Kami sekadar tidak ingin terdistraksi berlebih. Twitter barangkali cukup mewakili ranah-ranah mengikuti perkembangan yang ada dan mengover kebutuhan komunikatif bermedia sosial. Apabila memang membutuhkan aspek visual video, kami mencukupkan diri dengan YouTube (sekalipun kami sekadar penikmat biasa pada umumnya, bukan sebagai kreator konten vlog di dalam platform ini—populer disebut sebagai vloger). Instagram memang masih menarik. Tidak jarang, kami ingin kembali mengaktifkannya. Namun, putusan kami sementara masih bertahan untuk belum memfaedahi platform berbagi foto ini.

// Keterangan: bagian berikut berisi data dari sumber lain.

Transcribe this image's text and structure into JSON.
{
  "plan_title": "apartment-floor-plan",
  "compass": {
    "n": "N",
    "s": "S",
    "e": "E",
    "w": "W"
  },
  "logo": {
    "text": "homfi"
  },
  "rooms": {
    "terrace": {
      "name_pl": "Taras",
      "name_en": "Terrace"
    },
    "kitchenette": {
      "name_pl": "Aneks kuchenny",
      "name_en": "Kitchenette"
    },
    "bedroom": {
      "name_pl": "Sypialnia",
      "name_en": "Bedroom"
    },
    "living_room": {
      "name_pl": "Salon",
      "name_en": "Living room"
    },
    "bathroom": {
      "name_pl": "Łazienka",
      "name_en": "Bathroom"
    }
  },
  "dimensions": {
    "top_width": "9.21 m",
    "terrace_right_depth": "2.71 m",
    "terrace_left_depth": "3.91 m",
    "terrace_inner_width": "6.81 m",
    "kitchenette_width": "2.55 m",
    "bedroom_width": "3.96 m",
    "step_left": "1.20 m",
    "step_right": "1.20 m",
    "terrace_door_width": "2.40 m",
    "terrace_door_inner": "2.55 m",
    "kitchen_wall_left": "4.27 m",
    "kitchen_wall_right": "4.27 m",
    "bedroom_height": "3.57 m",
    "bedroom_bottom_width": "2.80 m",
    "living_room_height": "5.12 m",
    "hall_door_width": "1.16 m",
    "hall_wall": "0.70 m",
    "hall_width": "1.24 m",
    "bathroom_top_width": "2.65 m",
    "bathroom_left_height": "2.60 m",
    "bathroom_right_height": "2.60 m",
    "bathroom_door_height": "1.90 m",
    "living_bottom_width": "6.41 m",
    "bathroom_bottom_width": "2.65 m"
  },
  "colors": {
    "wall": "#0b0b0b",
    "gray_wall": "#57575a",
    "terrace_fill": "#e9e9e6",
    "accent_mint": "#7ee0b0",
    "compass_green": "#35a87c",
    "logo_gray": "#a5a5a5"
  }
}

Omong-omong, khusus platform berbagi foto, sejatinya, kami lebih tertarik dengan Flickr dan/atau VSCO, ya; meskipun kami juga kurang aktif di sana, he-he-he.

Koda

Sebagai penafian, kami jamak berbahasa Indonesia di blog ini, Latif.id. Hal ini sebab blog kami ini berpeladen/berserver di Indonesia sehingga independensi berkarya di sini lebih memerdekakan—insyaallah. Sejatinya, tidak masalah dengan media sosial populer yang ada. Sayangnya, media sosial tersebut masih jamak dikreasi dan disokong oleh pihak-pihak di luar Indonesia sehingga kami pun sekadar membatasi diri dengan sedikit bermedia sosial, salah satunya di Twitter. Sekali lagi, mohon dimaafkan bila kurang begitu aktif di banyak platform media sosial. Sekadar di Twitter pun, cukup menguras energi berlebih, alhamdulillah.

“Media sosial itu jendela kecil untuk menafsir siapa kita. Rawatlah demi masa depan yang lebih baik.”

Kalam Pak Nukman Luthfie—rahimahullah—pada bio Twitter beliau (@nukman).

Twitter dan blog ini, rasanya cukup—insyaallah. Selebihnya obrolan privat melalui FaceTime, WhatsApp, dan/atau Telegram. Semoga Anda memaklumi putusan kecil kami ini. Semoga kita tetap dapat menjalin silaturahmi, syukur terkoneksi secara langsung atau dapat bersemuka di dunia nyata. Obrolan langsung di dunia nyata terasa lebih nyaman dan hangat, serta terindukan kekinian—alhamdulillah. Salam sehat & takzim kami, tabik!